¿Cuál es el comportamiento del consumidor después del COVID-19?

Todos sabemos que la pandemia del COVID-19 ha cambiado el mundo tal y como lo conocíamos y uno de los sectores que se ha visto más afectado ha sido el del comercio. La gente va menos a las tiendas físicas y compra más por internet. Esto fue especialmente cierto durante el confinamiento por razones obvias, pero incluso después vemos que esta tendencia se mantiene fuerte.

Ya sea por miedo al contagio, por evitar las colas que se forman por los aforos limitados o por no querer pedir cita previa en los casos y lugares donde se está obligando, muchas personas están derivando determinadas compras a la red.

Aunque es una tendencia que ya venía en aumento desde hace años, el comercio online tras el COVID-19 ha sido uno de los principales beneficiados de esta crisis mundial. Sin duda, las tiendas online más conocidas o mejor posicionadas en los buscadores han sido las que han sacado más provecho, pero incluso muchas pequeñas empresas o autónomos se han lanzado a vender por internet para intentar compensar la bajada de ventas en sus establecimientos físicos.

Vender por internet

¿Cómo podemos aprovechar esta situación para ganar dinero?

Dando el salto a la venta online, ya sea vendiendo nuestros propios productos u otros vendidos por terceros. Esto último que puede parecer un poco extraño es, de hecho, uno de los métodos más utilizados a la hora de vender por internet. Vamos a explicarlo.

El dropshipping es una forma de trabajar que nos permite vender productos sin que previamente los hayas tenido que comprar y almacenar. Se alteran los canales de distribución habituales en los que los proveedores sirven a las tiendas y estas entregan los artículos al consumidor final. El comercio sigue vendiendo directamente al comprador, pero es el proveedor quien le envía el producto directamente.

¿Cómo funciona el dropshipping?

Para empezar, necesitamos tener una tienda online.
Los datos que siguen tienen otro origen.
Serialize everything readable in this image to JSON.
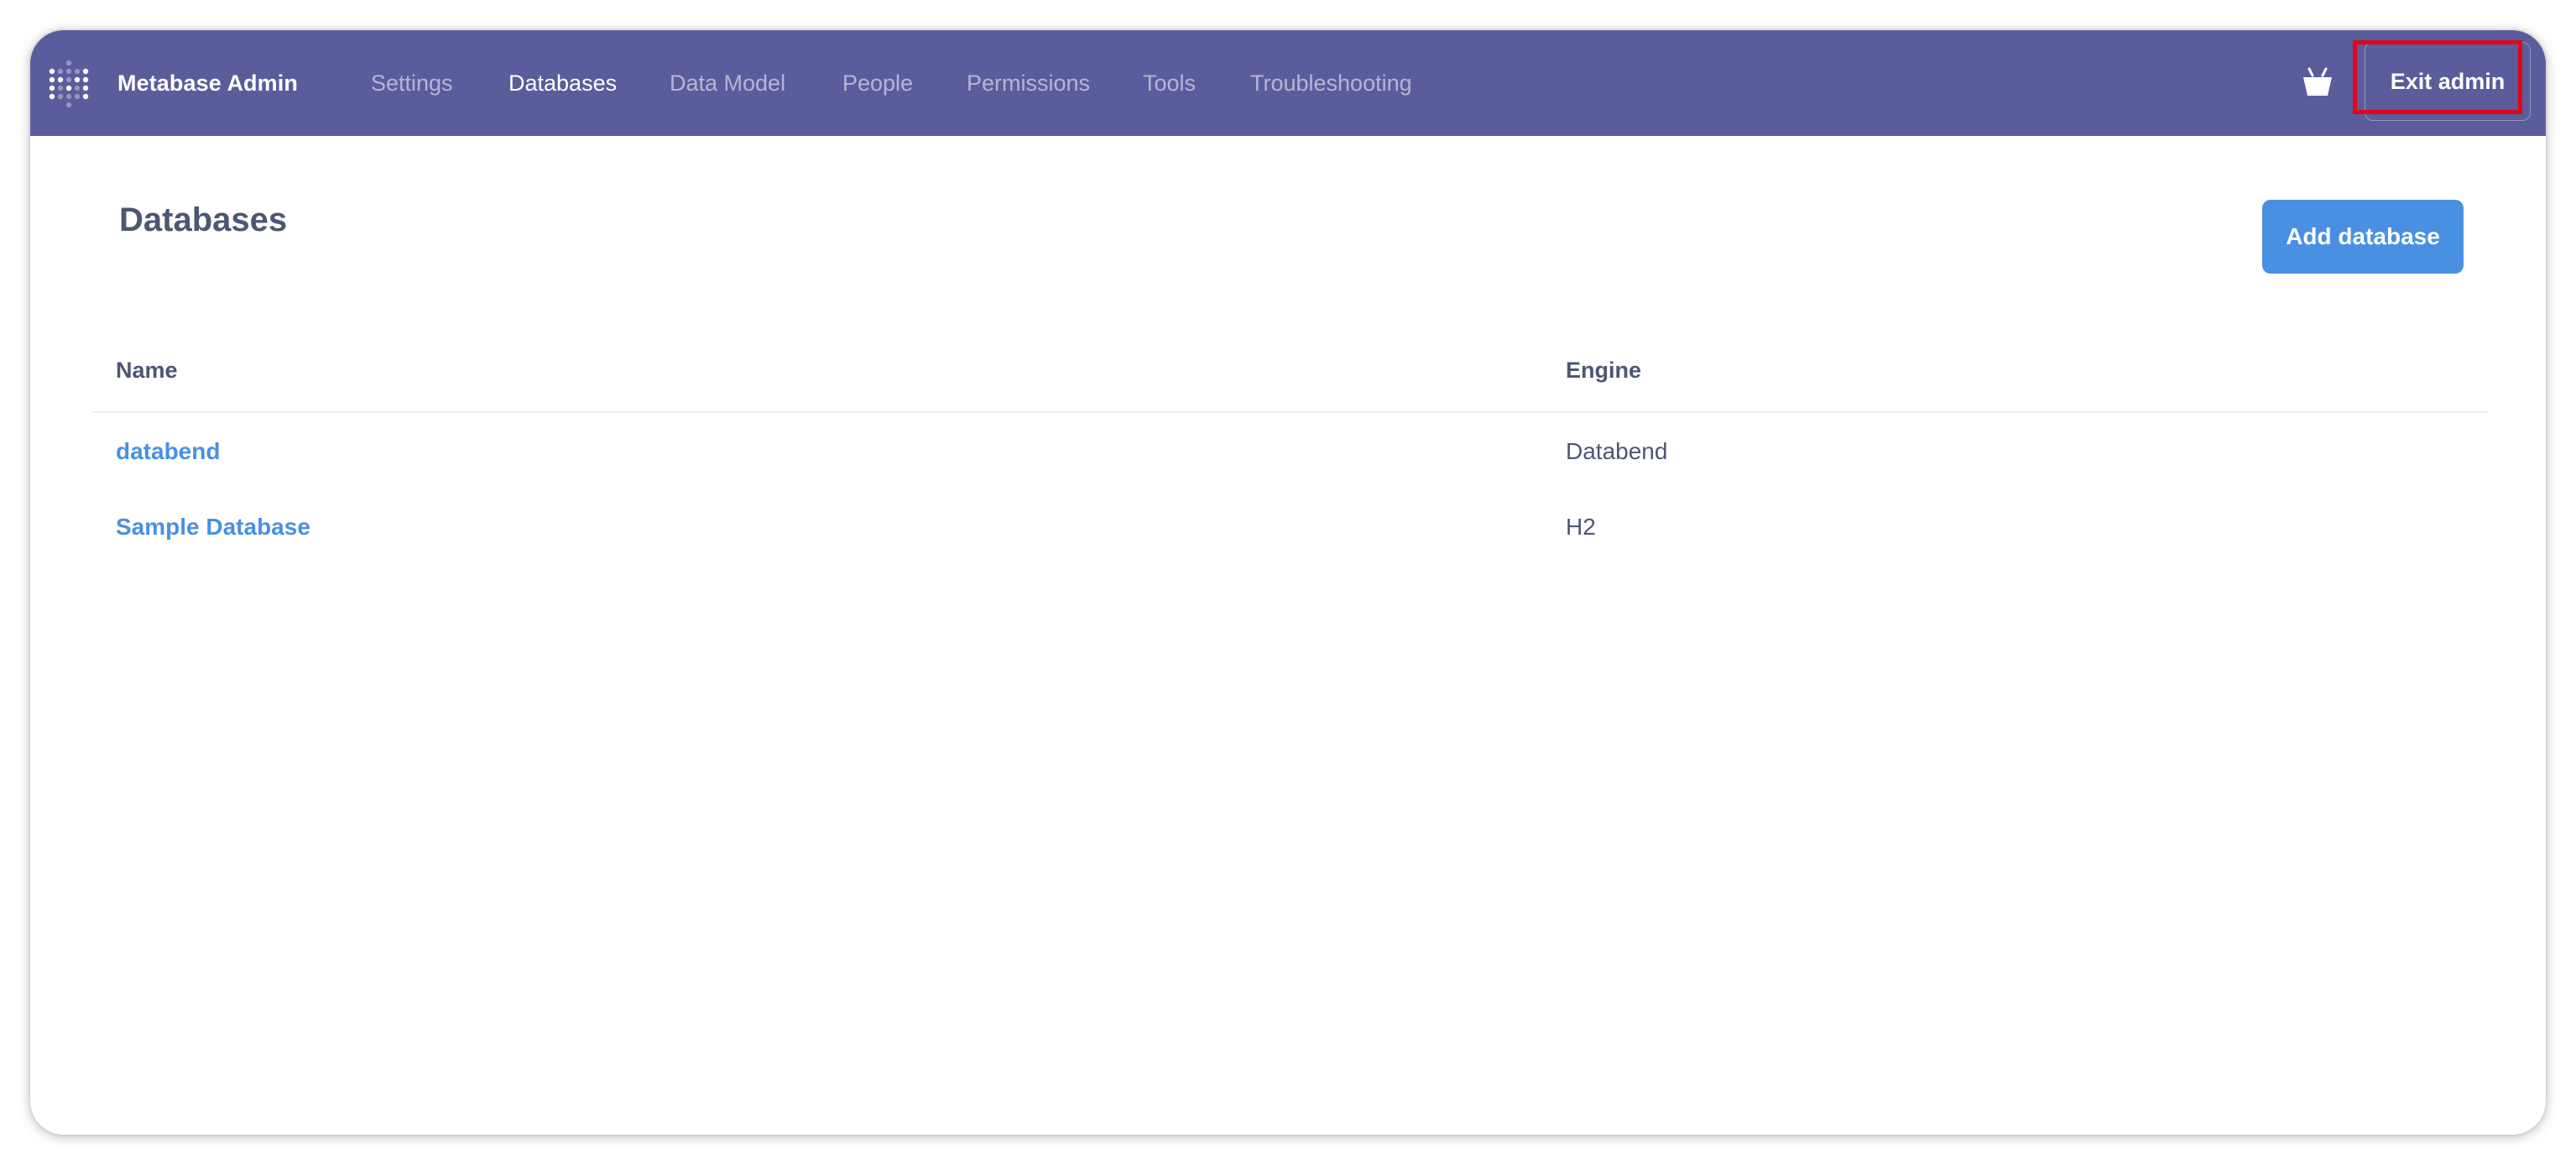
{
  "navbar": {
    "brand": "Metabase Admin",
    "links": [
      {
        "label": "Settings",
        "active": false
      },
      {
        "label": "Databases",
        "active": true
      },
      {
        "label": "Data Model",
        "active": false
      },
      {
        "label": "People",
        "active": false
      },
      {
        "label": "Permissions",
        "active": false
      },
      {
        "label": "Tools",
        "active": false
      },
      {
        "label": "Troubleshooting",
        "active": false
      }
    ],
    "store_icon": "store-basket-icon",
    "exit_label": "Exit admin",
    "colors": {
      "background": "#5b5c9c",
      "highlight": "#e0061a"
    }
  },
  "main": {
    "title": "Databases",
    "add_button_label": "Add database",
    "accent": "#4a90e2",
    "table": {
      "headers": [
        "Name",
        "Engine"
      ],
      "rows": [
        {
          "name": "databend",
          "engine": "Databend"
        },
        {
          "name": "Sample Database",
          "engine": "H2"
        }
      ]
    }
  }
}
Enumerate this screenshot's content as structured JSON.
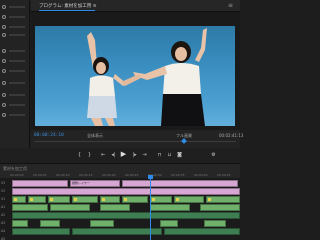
{
  "monitor": {
    "tab_label": "プログラム: 素材を加工用 ≡",
    "timecode": "00:00:24:10",
    "fit": "全体表示",
    "quality": "フル画質",
    "end_timecode": "00:02:41:13"
  },
  "timeline": {
    "label": "素材を加工用",
    "ruler_ticks": [
      "00:00:00",
      "00:00:05",
      "00:00:10",
      "00:00:15",
      "00:00:20",
      "00:00:25",
      "00:00:30",
      "00:00:35",
      "00:00:40",
      "00:00:45"
    ],
    "tracks": [
      {
        "label": "V3"
      },
      {
        "label": "V2"
      },
      {
        "label": "V1"
      },
      {
        "label": "A1"
      },
      {
        "label": "A2"
      },
      {
        "label": "A3"
      },
      {
        "label": "A4"
      },
      {
        "label": "A5"
      }
    ],
    "clips": {
      "v3_title": "調整レイヤー"
    }
  },
  "icons": {
    "menu": "hamburger-menu-icon",
    "play": "play-icon",
    "step_back": "step-back-icon",
    "step_forward": "step-forward-icon",
    "mark_in": "mark-in-icon",
    "mark_out": "mark-out-icon",
    "camera": "export-frame-icon"
  },
  "colors": {
    "accent": "#2d8ceb",
    "clip_pink": "#d6a7d2",
    "clip_green": "#6fb06b",
    "clip_dark_green": "#3f7d52"
  }
}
A continuación tendremos que ponernos en contacto con empresas que ofrecen el servicio de dropshipping para entregar sus productos al cliente final. Algunas se especializan en determinados tipos de bienes, mientras que otras son mucho más generalistas y ponen a nuestro alcance una enorme cantidad de artículos diferentes.

Lo ideal es poder conectar automáticamente el catálogo y el inventario de nuestra tienda online con el stock y los precios de los proveedores, aunque no resulta sencillo si no tenemos conocimientos de informática o contamos con alguna herramienta profesional que lo haga por nosotros.

Tienda online con dropshipping

Una vez tengamos listo nuestro catálogo de venta en internet (que, recordemos, no tendremos almacenado nosotros, sino los distintos proveedores con los que trabajemos), ya estaremos preparados para empezar a vender a los usuarios.

La gran ventaja del dropshipping radica especialmente en ser capaces de vender todo tipo de productos sin tener que guardarlos en ningún almacén nuestro. ¡Incluso alguien desde su casa podría estar haciendo miles de ventas al mes sin tocar nunca un producto!

Por otro lado, seguiremos teniendo muchas de las obligaciones de cualquier otra tienda online que sí almacene y envíe sus propios artículos. Estamos hablando de la atención al cliente, la gestión de las devoluciones, el posicionamiento en buscadores, la generación de contenido único para la tienda, la presentación de impuestos…

En definitiva, el dropshipping nos brinda la magnífica oportunidad de poner en marcha un comercio en internet sin precisar una gran inversión para hacer stock ni tener que preparar los paquetes para enviarlos. Pero no debemos olvidar que seguimos teniendo una serie de obligaciones que deberemos atender de forma adecuada.